Former BP boss Tony Hayward earned a bonus of nearly £1million from his day job during 2013, it emerged yesterday.
In its latest annual report, oil investment company Genel Energy said chief executive Mr Hayward was paid a salary of £665,000 last year.
His pay was topped up by £166,000 in benefits and a performance-related bonus of £948,000.
His total remuneration package of just under £1.8million was up from one worth £1.69million the year before.
The higher pay came as Genel’s pre-tax profits rocketed by 146%, to £112million, and revenue jumped by more than 4% to £209million.
Genel, which has its registered office on Jersey, was formed in 2011 after Mr Hayward’s Vallares investment vehicle merged with Turkey’s Genel Enerji.
It is steadily building an international exploration and production business founded on a set of assets in the Kurdistan region. Mr Hayward was chief executive of BP from 2007 to 2010, having joined the UK oil giant in 1982 as a rig geologist in Aberdeen.

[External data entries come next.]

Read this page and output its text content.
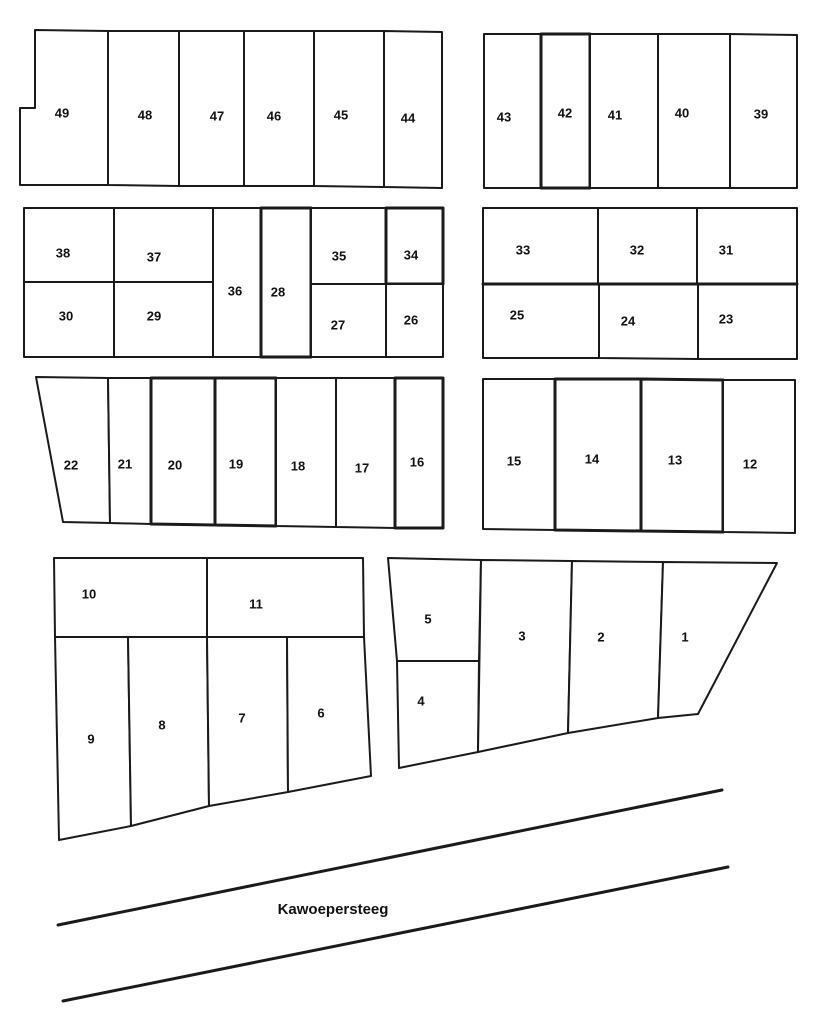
1
2
3
4
5
6
7
8
9
10
11
12
13
14
15
16
17
18
19
20
21
22
23
24
25
26
27
28
29
30
31
32
33
34
35
36
37
38
39
40
41
42
43
44
45
46
47
48
49
Kawoepersteeg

He was at the helm of BP around the time of the catastrophic Deepwater Horizon blowout in the Gulf of Mexico, famously telling reporters at the height of the crisis in 2010 “I would like my life back”.
After quitting BP in the wake of the disaster, he claimed he had been “demonised and vilified”.
As well as his role at Genel, he is currently interim non-executive chairman of commodity group Glencore Xstrata.